Bronchoalveolar lavage fluid urea as a measure of pulmonary permeability in healthy smokers.

The effects of cigarette smoking on blood to airway pulmonary permeability to the low-molecular-weight solute urea were investigated, in an attempt to evaluate its use as a dilution marker for bronchoalveolar lavage (BAL) studies. Five healthy normal smokers who smoked a cigarette 10 min prior to undergoing a 3 x 60 mL bronchoalveolar lavage (BAL), and five nonsmokers who also underwent BAL but without cigarette smoke exposure were studied. Five minutes before bronchoscopy, 4 MBq 3H-water and 1 MBq 14C-urea were injected intravenously and biochemical urea assays and an indirect radiotracer method were used to evaluate permeability. It was shown that the smoking group had less urea in their BAL supernatants compared to nonsmokers the results using the radiotracer method being significant (p<0.005).
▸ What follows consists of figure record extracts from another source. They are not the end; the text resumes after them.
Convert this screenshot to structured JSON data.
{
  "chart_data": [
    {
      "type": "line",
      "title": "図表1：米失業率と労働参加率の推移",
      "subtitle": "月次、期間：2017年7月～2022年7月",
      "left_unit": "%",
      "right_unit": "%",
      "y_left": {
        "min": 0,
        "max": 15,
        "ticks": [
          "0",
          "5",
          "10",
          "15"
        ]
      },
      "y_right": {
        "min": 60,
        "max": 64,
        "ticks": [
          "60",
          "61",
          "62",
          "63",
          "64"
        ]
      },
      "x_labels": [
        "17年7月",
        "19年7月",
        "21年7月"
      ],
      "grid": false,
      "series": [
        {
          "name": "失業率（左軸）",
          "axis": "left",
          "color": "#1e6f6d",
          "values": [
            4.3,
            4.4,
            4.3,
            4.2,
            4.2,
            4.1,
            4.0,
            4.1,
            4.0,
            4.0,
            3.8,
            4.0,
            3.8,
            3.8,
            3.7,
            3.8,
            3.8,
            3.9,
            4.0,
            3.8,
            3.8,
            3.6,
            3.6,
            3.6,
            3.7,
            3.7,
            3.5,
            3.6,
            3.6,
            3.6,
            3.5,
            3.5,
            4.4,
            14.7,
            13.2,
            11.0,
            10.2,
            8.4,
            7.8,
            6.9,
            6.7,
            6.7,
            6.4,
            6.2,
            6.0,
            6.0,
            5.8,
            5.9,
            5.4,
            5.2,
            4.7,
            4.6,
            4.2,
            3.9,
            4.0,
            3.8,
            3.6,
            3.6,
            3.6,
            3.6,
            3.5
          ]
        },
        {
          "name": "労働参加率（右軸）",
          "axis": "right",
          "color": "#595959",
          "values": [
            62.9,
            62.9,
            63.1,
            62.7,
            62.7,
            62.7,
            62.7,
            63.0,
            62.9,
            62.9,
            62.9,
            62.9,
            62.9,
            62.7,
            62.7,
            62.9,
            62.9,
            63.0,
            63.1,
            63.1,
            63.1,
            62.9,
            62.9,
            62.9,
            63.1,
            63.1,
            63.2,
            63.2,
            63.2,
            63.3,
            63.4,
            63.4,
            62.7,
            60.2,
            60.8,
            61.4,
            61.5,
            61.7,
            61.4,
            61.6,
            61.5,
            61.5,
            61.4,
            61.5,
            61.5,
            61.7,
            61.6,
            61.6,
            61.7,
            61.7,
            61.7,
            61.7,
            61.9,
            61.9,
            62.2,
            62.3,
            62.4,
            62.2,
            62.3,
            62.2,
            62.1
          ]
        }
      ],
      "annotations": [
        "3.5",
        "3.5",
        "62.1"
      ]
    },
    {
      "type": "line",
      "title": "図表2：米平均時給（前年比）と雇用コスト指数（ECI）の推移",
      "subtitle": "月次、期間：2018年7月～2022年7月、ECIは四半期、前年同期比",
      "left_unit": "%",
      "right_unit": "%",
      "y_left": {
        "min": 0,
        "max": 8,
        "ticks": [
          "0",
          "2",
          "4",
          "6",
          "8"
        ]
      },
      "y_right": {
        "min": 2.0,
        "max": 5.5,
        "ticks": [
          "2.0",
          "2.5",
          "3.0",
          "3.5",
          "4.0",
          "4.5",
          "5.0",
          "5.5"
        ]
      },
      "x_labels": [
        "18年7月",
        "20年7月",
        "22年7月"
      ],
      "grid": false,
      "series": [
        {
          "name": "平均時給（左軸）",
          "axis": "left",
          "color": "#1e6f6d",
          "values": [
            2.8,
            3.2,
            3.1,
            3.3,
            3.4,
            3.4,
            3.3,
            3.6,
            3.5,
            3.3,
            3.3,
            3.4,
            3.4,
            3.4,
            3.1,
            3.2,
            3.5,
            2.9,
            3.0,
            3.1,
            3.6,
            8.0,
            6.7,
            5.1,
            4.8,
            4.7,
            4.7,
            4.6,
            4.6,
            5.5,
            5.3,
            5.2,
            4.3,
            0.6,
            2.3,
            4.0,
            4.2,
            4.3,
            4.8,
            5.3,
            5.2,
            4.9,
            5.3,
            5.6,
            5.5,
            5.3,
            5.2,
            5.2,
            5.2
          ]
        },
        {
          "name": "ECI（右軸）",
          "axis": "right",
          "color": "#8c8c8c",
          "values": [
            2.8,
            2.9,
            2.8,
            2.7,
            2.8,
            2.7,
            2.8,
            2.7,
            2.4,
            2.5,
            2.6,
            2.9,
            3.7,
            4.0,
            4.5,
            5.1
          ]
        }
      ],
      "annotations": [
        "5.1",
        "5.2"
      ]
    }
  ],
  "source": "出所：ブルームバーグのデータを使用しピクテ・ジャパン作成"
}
Using both methods, it was shown that levels of urea increased in sequentially aspirated aliquots in both groups. The median directly assayed levels of urea in the smokers rose as follows: aliquot 1 0.05 micromol x mL(-1), (range 0.03-0.14), aliquot 2 0.10 micromol x mL(-1) (0.07-0.17), aliquot 3 0.12 micromol x mL(-1) (0.06-0.23) (p<0.05). This led to significantly increased calculated levels of epithelial lining fluid in the sequential aliquots (p<0.05). In addition, there were large but variable amounts of labelled water detected in both subject groups indicating a complex interaction between the BAL procedure and the circulation. Changing urea measurements during the bronchoalveolar lavage procedure confound the use of the urea (epithelial lining fluid) method for normalizing dilution factors. The use of epithelial lining fluid determinations in smokers ignores the additional and probably complex permeability changes. The present data suggest that acute exposure to cigarette smoke in smokers may decrease blood to airway permeability.